貫之の云う「歌の様」を、歌には多重の意味があり、清げな姿と、心におかしきエロス(生の本能・性愛)等を、かさねて表現する様式と知り、言の心(字義以外にこの時代に通用していた言の意味)を心得るべきである。藤原俊成の云う「浮言綺語の戯れに似た」歌言葉の戯れの意味も知るべきである。
古今和歌集 巻第九 羇旅歌
惟嵩親王の供に、狩りにまかりける時に、天の河と
言ふ所の河のほとりに下り居て、酒など飲みけるつ
いでに、親王の言ひけらく、狩りして天の河原に至
ると言ふ心をよみて、さか月は注せと言ひければ、
よめる 業平朝臣
狩りくらしたなばたつ女に宿からむ 天のかはらに我は来にけり
(惟嵩親王の供として、狩りに出かけた時に、天の河と言う所の、河の辺に馬を下り居て、酒など飲んだついでに、親王が言われたのは、狩りして天の河原に至ると言う心を詠んで、人々の心を和ませて、盃は注せと、言われたので、詠んだと思われる・歌)(なりひらの朝臣)
(狩りして日を暮らし、七夕姫に、宿を借りよう、天の河原に、我は来たことよ……おんな狩りして日暮し、七夕姫に、や門借りよう、あまのかの腹に、我は来たなあ)。

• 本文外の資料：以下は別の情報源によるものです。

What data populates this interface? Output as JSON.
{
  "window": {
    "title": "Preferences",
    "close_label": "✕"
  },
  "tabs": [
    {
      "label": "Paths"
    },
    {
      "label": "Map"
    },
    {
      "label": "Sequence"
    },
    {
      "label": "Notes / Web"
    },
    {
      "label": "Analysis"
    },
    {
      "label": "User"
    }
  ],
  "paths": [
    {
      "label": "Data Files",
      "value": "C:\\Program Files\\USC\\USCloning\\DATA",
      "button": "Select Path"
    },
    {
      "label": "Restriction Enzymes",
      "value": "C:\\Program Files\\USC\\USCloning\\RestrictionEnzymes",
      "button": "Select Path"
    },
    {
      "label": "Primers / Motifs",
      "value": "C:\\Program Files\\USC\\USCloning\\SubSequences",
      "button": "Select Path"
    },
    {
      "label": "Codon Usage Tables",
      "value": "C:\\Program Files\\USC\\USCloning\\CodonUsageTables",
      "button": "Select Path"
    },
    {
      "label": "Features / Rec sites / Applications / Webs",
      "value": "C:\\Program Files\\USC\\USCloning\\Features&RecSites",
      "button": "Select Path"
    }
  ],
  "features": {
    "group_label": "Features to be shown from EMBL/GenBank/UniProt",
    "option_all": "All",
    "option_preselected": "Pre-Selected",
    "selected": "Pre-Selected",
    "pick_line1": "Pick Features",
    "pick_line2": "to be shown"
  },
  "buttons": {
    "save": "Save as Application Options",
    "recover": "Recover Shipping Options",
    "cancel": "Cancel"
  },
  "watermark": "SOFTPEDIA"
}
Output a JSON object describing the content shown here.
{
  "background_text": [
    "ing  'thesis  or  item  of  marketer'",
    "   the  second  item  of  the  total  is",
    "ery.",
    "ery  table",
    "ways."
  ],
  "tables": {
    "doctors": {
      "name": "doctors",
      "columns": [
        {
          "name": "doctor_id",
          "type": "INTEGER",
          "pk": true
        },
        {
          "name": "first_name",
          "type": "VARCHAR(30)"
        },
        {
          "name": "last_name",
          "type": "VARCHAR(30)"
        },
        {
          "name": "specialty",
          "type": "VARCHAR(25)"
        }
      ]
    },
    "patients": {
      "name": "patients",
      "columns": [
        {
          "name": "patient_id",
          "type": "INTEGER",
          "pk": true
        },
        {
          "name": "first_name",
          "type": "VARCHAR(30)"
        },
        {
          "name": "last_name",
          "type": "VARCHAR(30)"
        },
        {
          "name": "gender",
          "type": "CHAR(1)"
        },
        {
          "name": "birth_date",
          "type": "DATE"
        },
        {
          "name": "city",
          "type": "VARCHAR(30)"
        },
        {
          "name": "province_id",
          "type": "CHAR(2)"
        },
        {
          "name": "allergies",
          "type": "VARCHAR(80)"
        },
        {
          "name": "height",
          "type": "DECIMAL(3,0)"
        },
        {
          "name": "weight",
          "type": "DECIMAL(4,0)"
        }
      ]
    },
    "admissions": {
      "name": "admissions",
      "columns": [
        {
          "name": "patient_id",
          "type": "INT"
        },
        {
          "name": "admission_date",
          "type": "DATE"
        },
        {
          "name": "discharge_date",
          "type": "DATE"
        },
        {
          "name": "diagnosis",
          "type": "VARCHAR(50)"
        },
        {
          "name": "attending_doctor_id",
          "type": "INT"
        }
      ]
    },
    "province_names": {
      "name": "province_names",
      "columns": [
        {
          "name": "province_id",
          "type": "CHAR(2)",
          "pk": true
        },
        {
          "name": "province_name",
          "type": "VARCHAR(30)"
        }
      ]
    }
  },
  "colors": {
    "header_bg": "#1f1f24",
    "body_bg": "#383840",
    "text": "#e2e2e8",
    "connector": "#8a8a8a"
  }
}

「狩り…獣狩り…女狩り…おんなあさり」「たなばたつ女…七夕姫…織姫」「宿…やど…や門…おんな」「天のかはら…天の河原…所の名…物の名。名は戯れる。女の川腹、川腹、おんな」「来にけり…来てしまったことよ…来たのだなあ」「けり…気づき・詠嘆の意を表す」。
狩りして日を暮らし、七夕姫に、宿を借りよう、天の河原に、我は来たことよ――歌の清げな姿。
狩りの遊びをしていて、天の川という所で日が暮れたという呑気な情況に見えるが、現在の政権より、第一皇太子である惟嵩親王と、業平は命さえ狙われている敵対する人、それを承知しの上で都に近づいて来てしまった。もはや行き場のないこのような旅こそ、羇旅の旅である。
伊勢物語こそ、業平の羇旅の物語である。
おんな狩りして日暮し、七夕姫に、や門借りよう、あまのかの腹に、我は来たなあ――心におかしきところ。
どの様な情況でも、人々を和ませるのが、和歌である。